In C and C++ foo[k] compiles, and when the corrupt file is used there is Undefined Behaviour

In Rust foo[k] compiles, and when the corrupt file is used the program panics on this line

In WUFFS foo[k] doesn't compile, variable k is the wrong type for indexing foo.

https://github.com/google/wuffs/blob/main/doc/wuffs-the-lang...
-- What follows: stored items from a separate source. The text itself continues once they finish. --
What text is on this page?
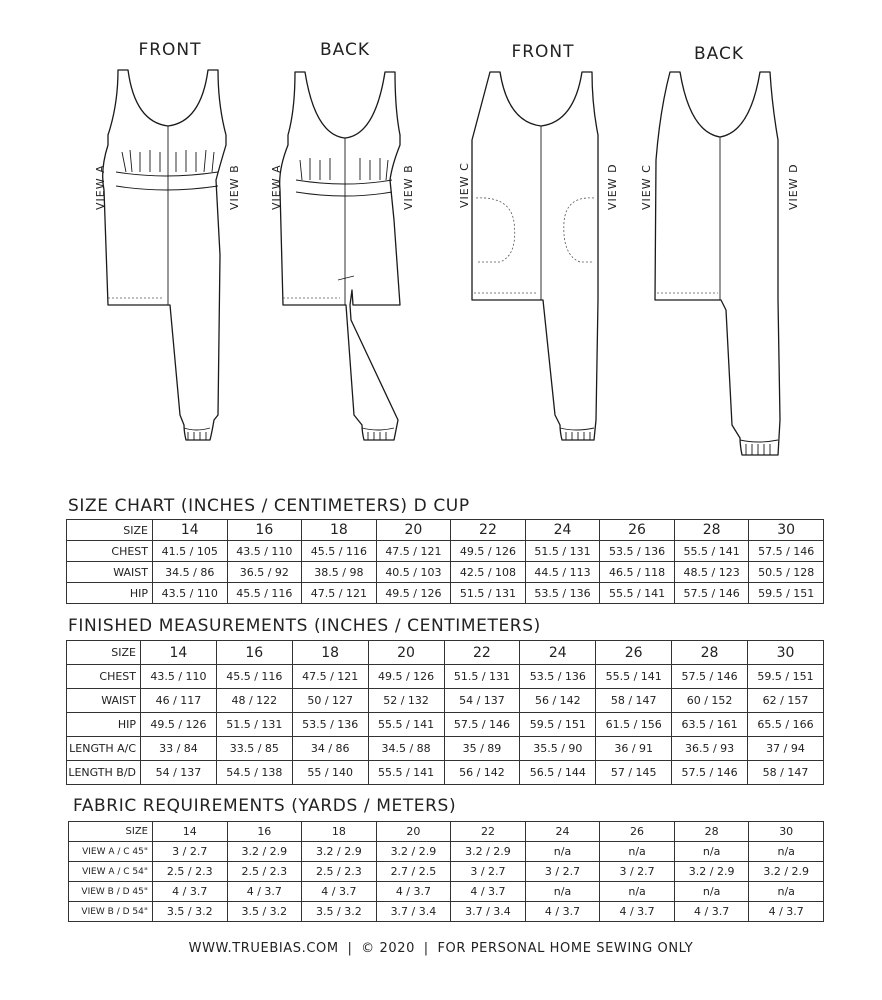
FRONT	BACK	FRONT	BACK
VIEW A	VIEW B	VIEW A	VIEW B	VIEW C	VIEW D VIEW C	VIEW D
SIZE CHART (INCHES / CENTIMETERS) D CUP
SIZE	14	16	18	20	22	24	26	28	30
CHEST	41.5 / 105	43.5 / 110	45.5 / 116	47.5 / 121	49.5 / 126	51.5 / 131	53.5 / 136	55.5 / 141	57.5 / 146
WAIST	34.5 / 86	36.5 / 92	38.5 / 98	40.5 / 103	42.5 / 108	44.5 / 113	46.5 / 118	48.5 / 123	50.5 / 128
HIP	43.5 / 110	45.5 / 116	47.5 / 121	49.5 / 126	51.5 / 131	53.5 / 136	55.5 / 141	57.5 / 146	59.5 / 151
FINISHED MEASUREMENTS (INCHES / CENTIMETERS)
SIZE	14	16	18	20	22	24	26	28	30
CHEST	43.5 / 110	45.5 / 116	47.5 / 121	49.5 / 126	51.5 / 131	53.5 / 136	55.5 / 141	57.5 / 146	59.5 / 151
WAIST	46 / 117	48 / 122	50 / 127	52 / 132	54 / 137	56 / 142	58 / 147	60 / 152	62 / 157
HIP	49.5 / 126	51.5 / 131	53.5 / 136	55.5 / 141	57.5 / 146	59.5 / 151	61.5 / 156	63.5 / 161	65.5 / 166
LENGTH A/C	33 / 84	33.5 / 85	34 / 86	34.5 / 88	35 / 89	35.5 / 90	36 / 91	36.5 / 93	37 / 94
LENGTH B/D	54 / 137	54.5 / 138	55 / 140	55.5 / 141	56 / 142	56.5 / 144	57 / 145	57.5 / 146	58 / 147
FABRIC REQUIREMENTS (YARDS / METERS)
SIZE	14	16	18	20	22	24	26	28	30
VIEW A / C 45"	3 / 2.7	3.2 / 2.9	3.2 / 2.9	3.2 / 2.9	3.2 / 2.9	n/a	n/a	n/a	n/a
VIEW A / C 54"	2.5 / 2.3	2.5 / 2.3	2.5 / 2.3	2.7 / 2.5	3 / 2.7	3 / 2.7	3 / 2.7	3.2 / 2.9	3.2 / 2.9
VIEW B / D 45"	4 / 3.7	4 / 3.7	4 / 3.7	4 / 3.7	4 / 3.7	n/a	n/a	n/a	n/a
VIEW B / D 54"	3.5 / 3.2	3.5 / 3.2	3.5 / 3.2	3.7 / 3.4	3.7 / 3.4	4 / 3.7	4 / 3.7	4 / 3.7	4 / 3.7
WWW.TRUEBIAS.COM | © 2020 | FOR PERSONAL HOME SEWING ONLY
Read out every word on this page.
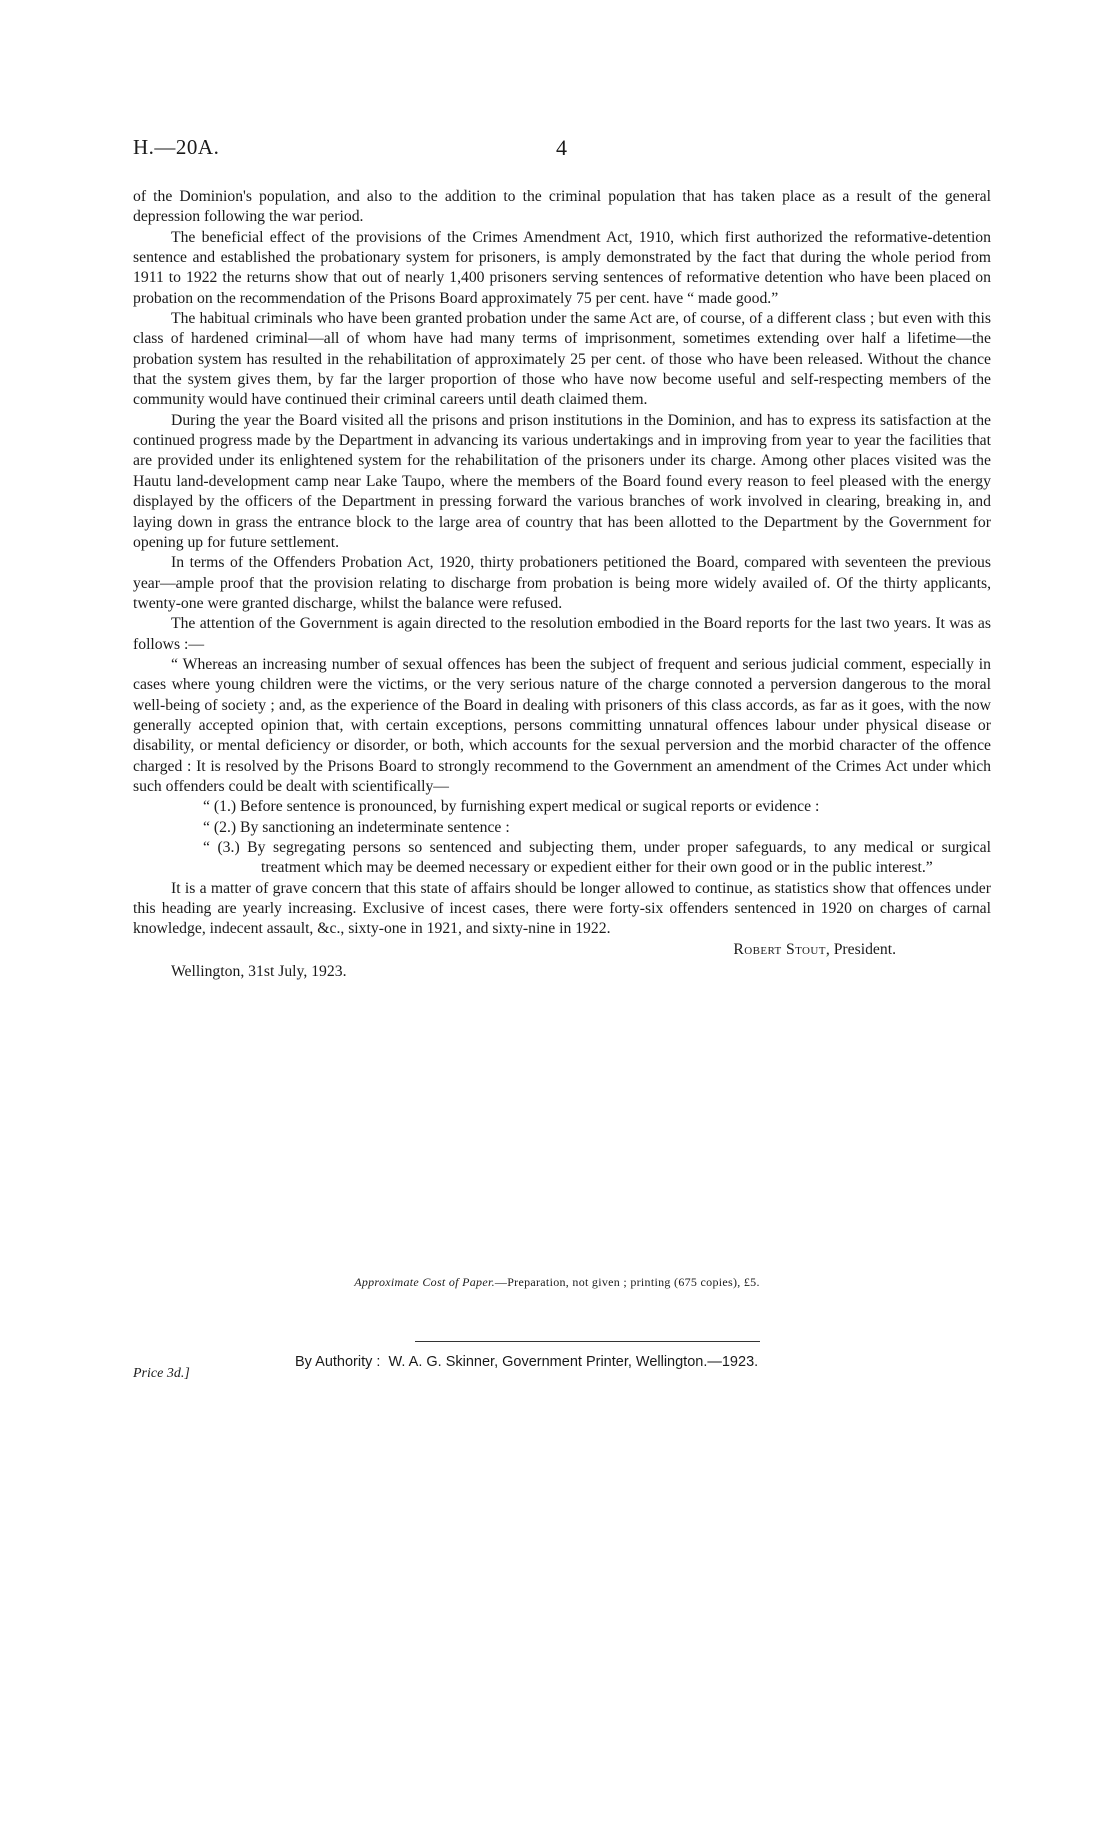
H.—20A.	4

of the Dominion's population, and also to the addition to the criminal population that has taken place as a result of the general depression following the war period.

The beneficial effect of the provisions of the Crimes Amendment Act, 1910, which first authorized the reformative-detention sentence and established the probationary system for prisoners, is amply demonstrated by the fact that during the whole period from 1911 to 1922 the returns show that out of nearly 1,400 prisoners serving sentences of reformative detention who have been placed on probation on the recommendation of the Prisons Board approximately 75 per cent. have “ made good.”

The habitual criminals who have been granted probation under the same Act are, of course, of a different class ; but even with this class of hardened criminal—all of whom have had many terms of imprisonment, sometimes extending over half a lifetime—the probation system has resulted in the rehabilitation of approximately 25 per cent. of those who have been released. Without the chance that the system gives them, by far the larger proportion of those who have now become useful and self-respecting members of the community would have continued their criminal careers until death claimed them.

During the year the Board visited all the prisons and prison institutions in the Dominion, and has to express its satisfaction at the continued progress made by the Department in advancing its various undertakings and in improving from year to year the facilities that are provided under its enlightened system for the rehabilitation of the prisoners under its charge. Among other places visited was the Hautu land-development camp near Lake Taupo, where the members of the Board found every reason to feel pleased with the energy displayed by the officers of the Department in pressing forward the various branches of work involved in clearing, breaking in, and laying down in grass the entrance block to the large area of country that has been allotted to the Department by the Government for opening up for future settlement.

In terms of the Offenders Probation Act, 1920, thirty probationers petitioned the Board, compared with seventeen the previous year—ample proof that the provision relating to discharge from probation is being more widely availed of. Of the thirty applicants, twenty-one were granted discharge, whilst the balance were refused.

The attention of the Government is again directed to the resolution embodied in the Board reports for the last two years. It was as follows :—

“ Whereas an increasing number of sexual offences has been the subject of frequent and serious judicial comment, especially in cases where young children were the victims, or the very serious nature of the charge connoted a perversion dangerous to the moral well-being of society ; and, as the experience of the Board in dealing with prisoners of this class accords, as far as it goes, with the now generally accepted opinion that, with certain exceptions, persons committing unnatural offences labour under physical disease or disability, or mental deficiency or disorder, or both, which accounts for the sexual perversion and the morbid character of the offence charged : It is resolved by the Prisons Board to strongly recommend to the Government an amendment of the Crimes Act under which such offenders could be dealt with scientifically—

“ (1.) Before sentence is pronounced, by furnishing expert medical or sugical reports or evidence :
“ (2.) By sanctioning an indeterminate sentence :
“ (3.) By segregating persons so sentenced and subjecting them, under proper safeguards, to any medical or surgical treatment which may be deemed necessary or expedient either for their own good or in the public interest.”

It is a matter of grave concern that this state of affairs should be longer allowed to continue, as statistics show that offences under this heading are yearly increasing. Exclusive of incest cases, there were forty-six offenders sentenced in 1920 on charges of carnal knowledge, indecent assault, &c., sixty-one in 1921, and sixty-nine in 1922.

Robert Stout, President.
Wellington, 31st July, 1923.
Approximate Cost of Paper.—Preparation, not given ; printing (675 copies), £5.
Price 3d.]
By Authority : W. A. G. Skinner, Government Printer, Wellington.—1923.
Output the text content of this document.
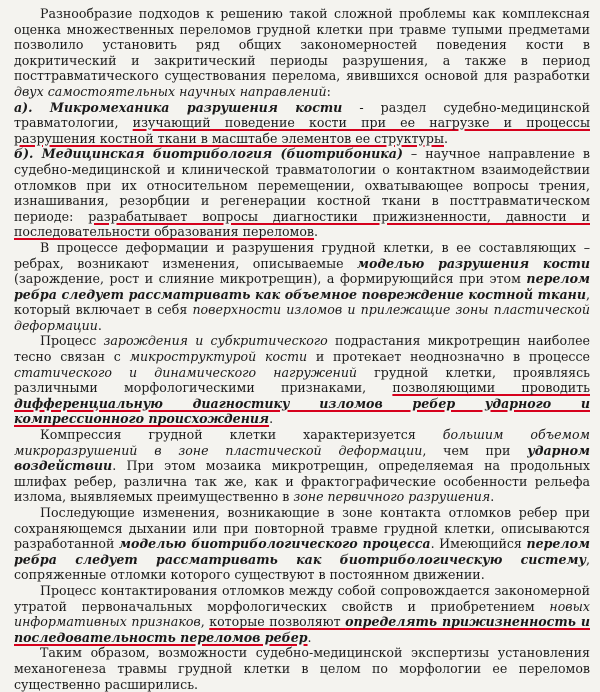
Разнообразие подходов к решению такой сложной проблемы как комплексная оценка множественных переломов грудной клетки при травме тупыми предметами позволило установить ряд общих закономерностей поведения кости в докритический и закритический периоды разрушения, а также в период посттравматического существования перелома, явившихся основой для разработки двух самостоятельных научных направлений:

а). Микромеханика разрушения кости - раздел судебно-медицинской травматологии, изучающий поведение кости при ее нагрузке и процессы разрушения костной ткани в масштабе элементов ее структуры.

б). Медицинская биотрибология (биотрибоника) – научное направление в судебно-медицинской и клинической травматологии о контактном взаимодействии отломков при их относительном перемещении, охватывающее вопросы трения, изнашивания, резорбции и регенерации костной ткани в посттравматическом периоде: разрабатывает вопросы диагностики прижизненности, давности и последовательности образования переломов.

В процессе деформации и разрушения грудной клетки, в ее составляющих – ребрах, возникают изменения, описываемые моделью разрушения кости (зарождение, рост и слияние микротрещин), а формирующийся при этом перелом ребра следует рассматривать как объемное повреждение костной ткани, который включает в себя поверхности изломов и прилежащие зоны пластической деформации.

Процесс зарождения и субкритического подрастания микротрещин наиболее тесно связан с микроструктурой кости и протекает неоднозначно в процессе статического и динамического нагружений грудной клетки, проявляясь различными морфологическими признаками, позволяющими проводить дифференциальную диагностику изломов ребер ударного и компрессионного происхождения.

Компрессия грудной клетки характеризуется большим объемом микроразрушений в зоне пластической деформации, чем при ударном воздействии. При этом мозаика микротрещин, определяемая на продольных шлифах ребер, различна так же, как и фрактографические особенности рельефа излома, выявляемых преимущественно в зоне первичного разрушения.

Последующие изменения, возникающие в зоне контакта отломков ребер при сохраняющемся дыхании или при повторной травме грудной клетки, описываются разработанной моделью биотрибологического процесса. Имеющийся перелом ребра следует рассматривать как биотрибологическую систему, сопряженные отломки которого существуют в постоянном движении.

Процесс контактирования отломков между собой сопровождается закономерной утратой первоначальных морфологических свойств и приобретением новых информативных признаков, которые позволяют определять прижизненность и последовательность переломов ребер.

Таким образом, возможности судебно-медицинской экспертизы установления механогенеза травмы грудной клетки в целом по морфологии ее переломов существенно расширились.
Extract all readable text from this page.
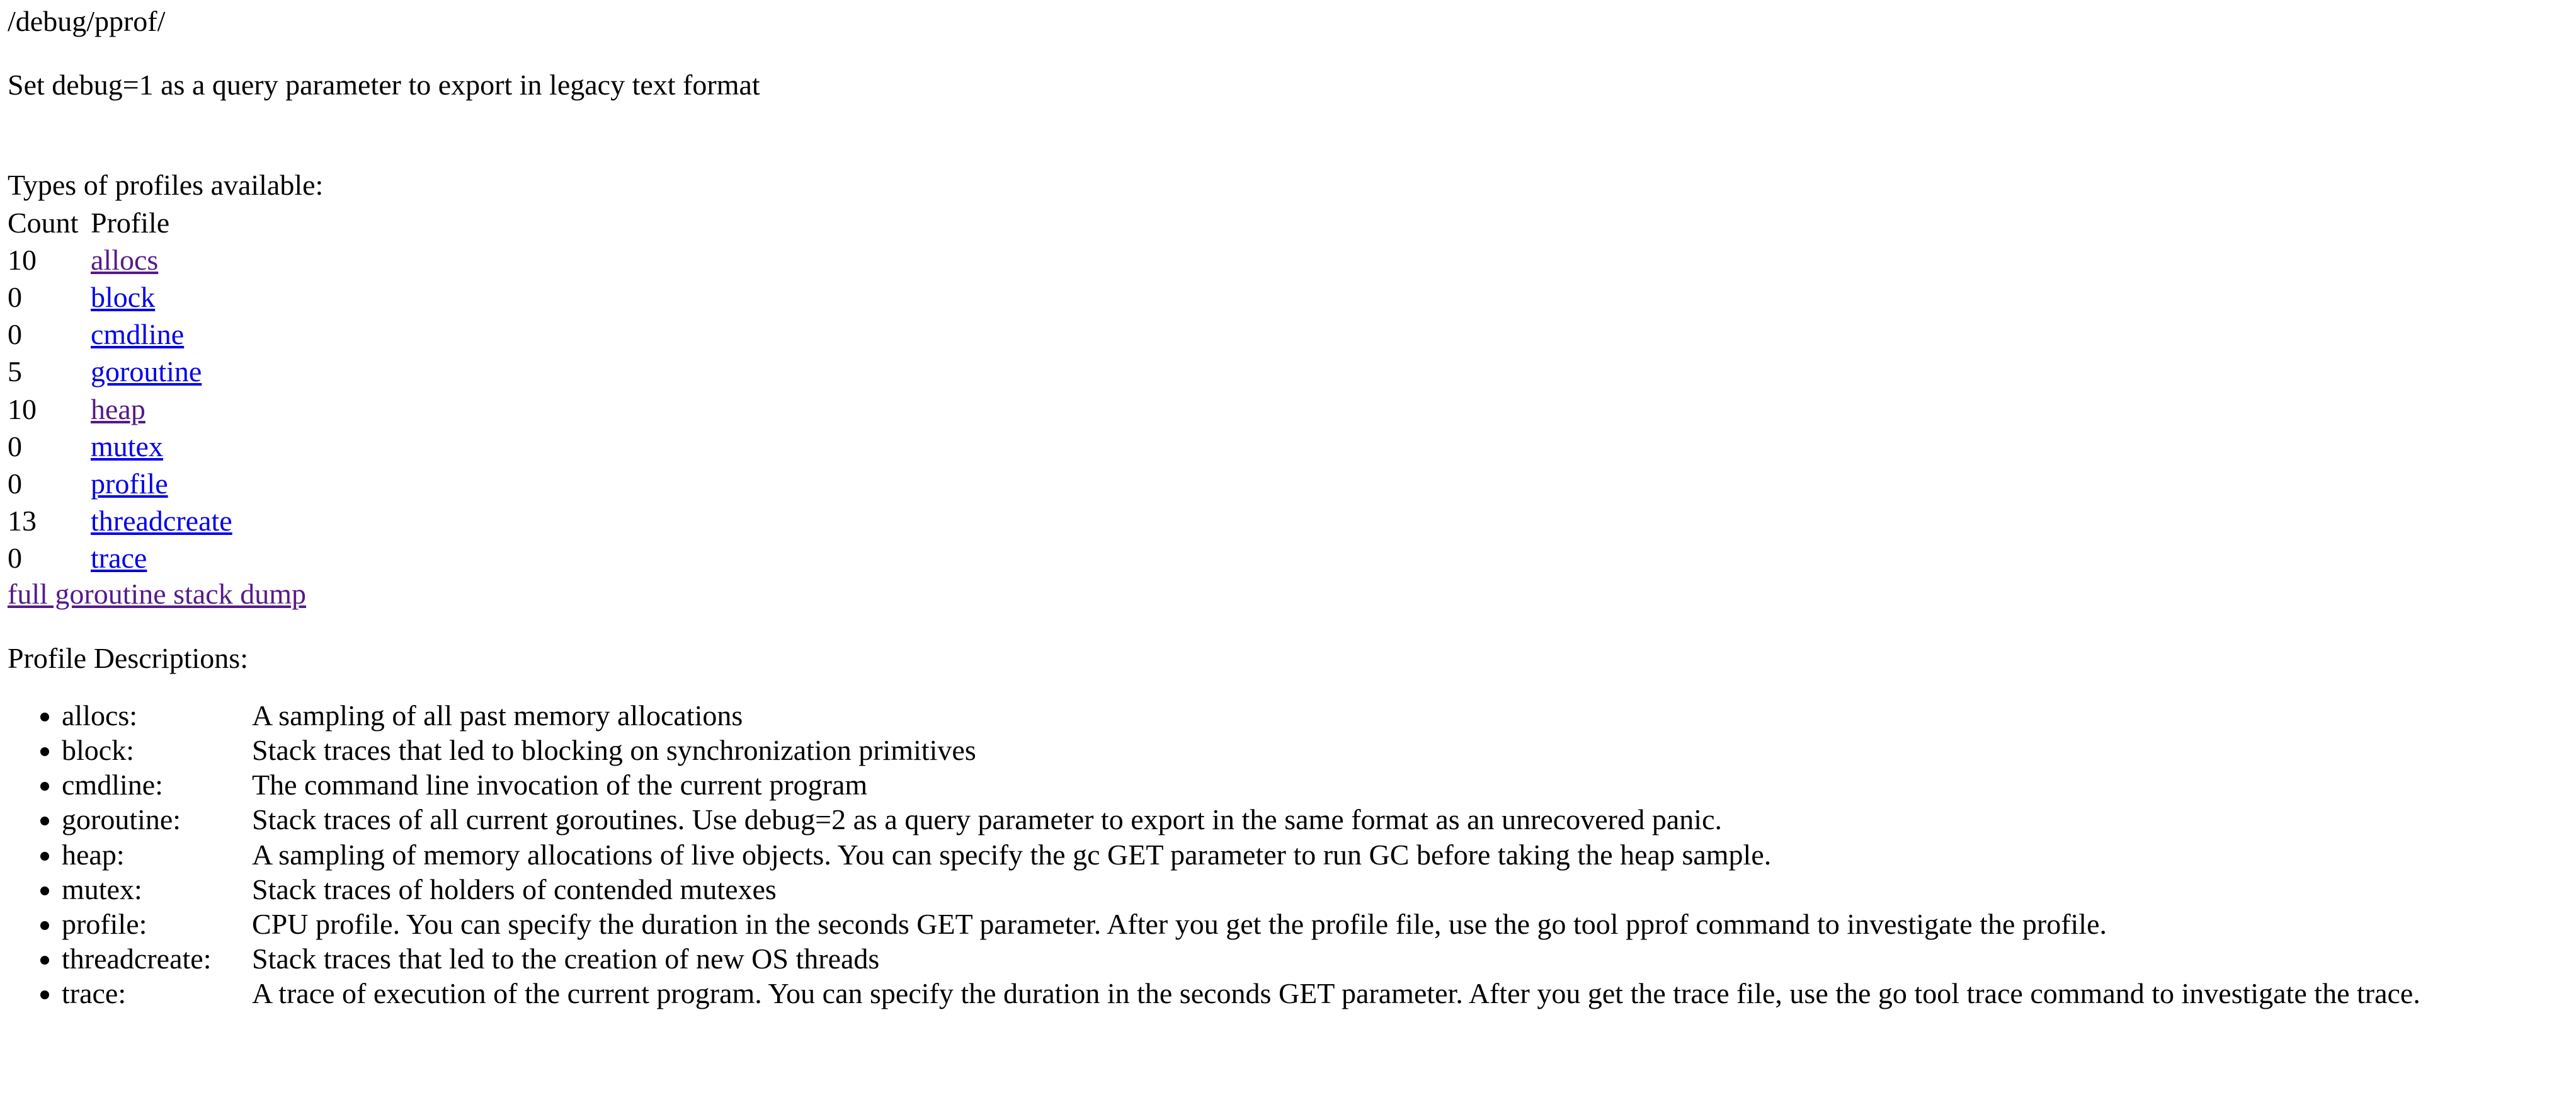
/debug/pprof/

Set debug=1 as a query parameter to export in legacy text format

Types of profiles available:
Count	Profile
10	allocs
0	block
0	cmdline
5	goroutine
10	heap
0	mutex
0	profile
13	threadcreate
0	trace
full goroutine stack dump

Profile Descriptions:

• allocs:	A sampling of all past memory allocations
• block:	Stack traces that led to blocking on synchronization primitives
• cmdline:	The command line invocation of the current program
• goroutine:	Stack traces of all current goroutines. Use debug=2 as a query parameter to export in the same format as an unrecovered panic.
• heap:	A sampling of memory allocations of live objects. You can specify the gc GET parameter to run GC before taking the heap sample.
• mutex:	Stack traces of holders of contended mutexes
• profile:	CPU profile. You can specify the duration in the seconds GET parameter. After you get the profile file, use the go tool pprof command to investigate the profile.
• threadcreate:	Stack traces that led to the creation of new OS threads
• trace:	A trace of execution of the current program. You can specify the duration in the seconds GET parameter. After you get the trace file, use the go tool trace command to investigate the trace.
Now, WUFFS is not a general purpose programming language. You should not write an operating system, a web server, a compiler in WUFFS. But, you should write your thumbnail making routine, your PDF validation code, your audio compressor in WUFFS, because in choosing not to be a general purpose language WUFFS is freed to simply always be safe. That WUFFS thumbnail code might make the RCE attempt from Leet Hacker into a blue rectangle, or crop all the executives photos to just their nose, but it simply cannot accidentally create a reverse shell, or spew passwords into the thumbnails, or a billion other things which Rust would make difficult to do by mistake but never impossible.

dwaite · on Nov 10, 2022

>> Consider a program in which an array was accessed based on the index provided by some user input -- how could this ever be proven to never go out of bounds?

> It's a type constraint on the index

Consider a program in which the index type is provided by some user input -- how could this ever be proven to never go out of bounds?

You can move the problem elsewhere (and indeed often should!), but eventually it becomes a condition check and error handling behavior appropriate to the scenario. The default error handling behavior is to halt the program.